I don’t know what I expected before I walked into DFW Hilton’s gift shop. Don’t get me wrong – they had all the necessities: shampoo, candy bars, tennis rackets, and Dallas Cowboys t-shirts…you know, the usual. On my list of priorities, sports shoes did not make the final cut.
Especially the size 25 shoe. You’re not that subtle, Babolat. After all, your main message must have been, “Look at me!”
You did your job. I looked. I touched. I fell in love with this gigantic tennis shoe.
I probably would have slipped it on, but I held back for the sake of my dignity. Unfortunately, I am not Cinderella. The “slipper” simply does not fit.
This also applies to how I feel when I walk down to our cute, tan, badly-lit room (for photos, not for learning) and pass by five or more people that are very, very successful. I feel very, very intimidated. But I guess it’s all part of the fun, watching these experienced journalists teach and learn at this conference.

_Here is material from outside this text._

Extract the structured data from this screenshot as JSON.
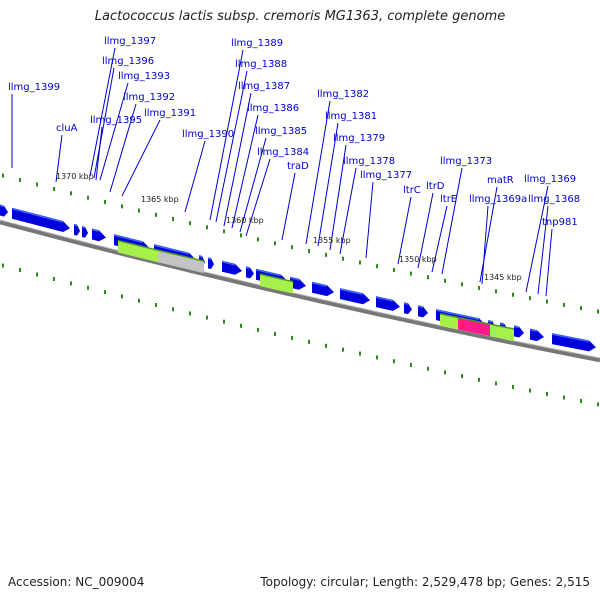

It’s only been around 24-plus hours since I arrived at this hotel. In that time, I learned many things: copperhead snakes lurk around the hotel, it is not okay to show your source the final product before publication, the best stories can be found in tiny places like gift shops and good conversations arise when you ask good questions.
I was terrified several days ago while thinking about this workshop. I thought I didn’t know what I was getting into, that I wouldn’t get along with these other students, that I would “fail” some test. I also know I was wrong.

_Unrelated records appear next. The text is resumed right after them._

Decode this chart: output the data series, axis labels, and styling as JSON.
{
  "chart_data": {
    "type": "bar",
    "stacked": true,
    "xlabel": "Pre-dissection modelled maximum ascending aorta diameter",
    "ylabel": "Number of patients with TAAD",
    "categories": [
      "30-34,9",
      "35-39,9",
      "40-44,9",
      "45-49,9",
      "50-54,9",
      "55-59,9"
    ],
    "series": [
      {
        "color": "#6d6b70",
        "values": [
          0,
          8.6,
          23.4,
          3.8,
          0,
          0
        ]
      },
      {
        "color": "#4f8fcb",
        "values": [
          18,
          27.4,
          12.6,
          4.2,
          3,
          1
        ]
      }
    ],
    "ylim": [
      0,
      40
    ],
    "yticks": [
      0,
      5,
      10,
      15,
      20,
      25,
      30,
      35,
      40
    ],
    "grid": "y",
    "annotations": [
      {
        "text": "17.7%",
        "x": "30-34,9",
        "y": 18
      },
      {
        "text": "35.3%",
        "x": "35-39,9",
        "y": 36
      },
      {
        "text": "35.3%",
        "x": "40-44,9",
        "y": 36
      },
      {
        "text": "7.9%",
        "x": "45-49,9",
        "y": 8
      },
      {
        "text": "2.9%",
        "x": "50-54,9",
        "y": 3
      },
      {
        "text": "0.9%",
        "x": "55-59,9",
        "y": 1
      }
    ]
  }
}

And that’s the key! It’s important to learn from your mistakes. It’s such a cliche, but I understand that now.
Sure, broadcast journalism makes me feel like I should run in the other direction. Yeah, my writing will have to meet a deadline and will never be as perfect as I imagined it all those weeks ago. Of course, I’ll say something dumb, or have to re-shoot, or miss a couple hours of sleep.
It’s alright. I’ll grab a cup of coffee and keep my chin up.
Like Hannah Montana sang, “Life’s what you make it. So let’s make it rock.”
Signing off, this is Katelyn Hoagland, UNT Multimedia High School Journalism Workshop.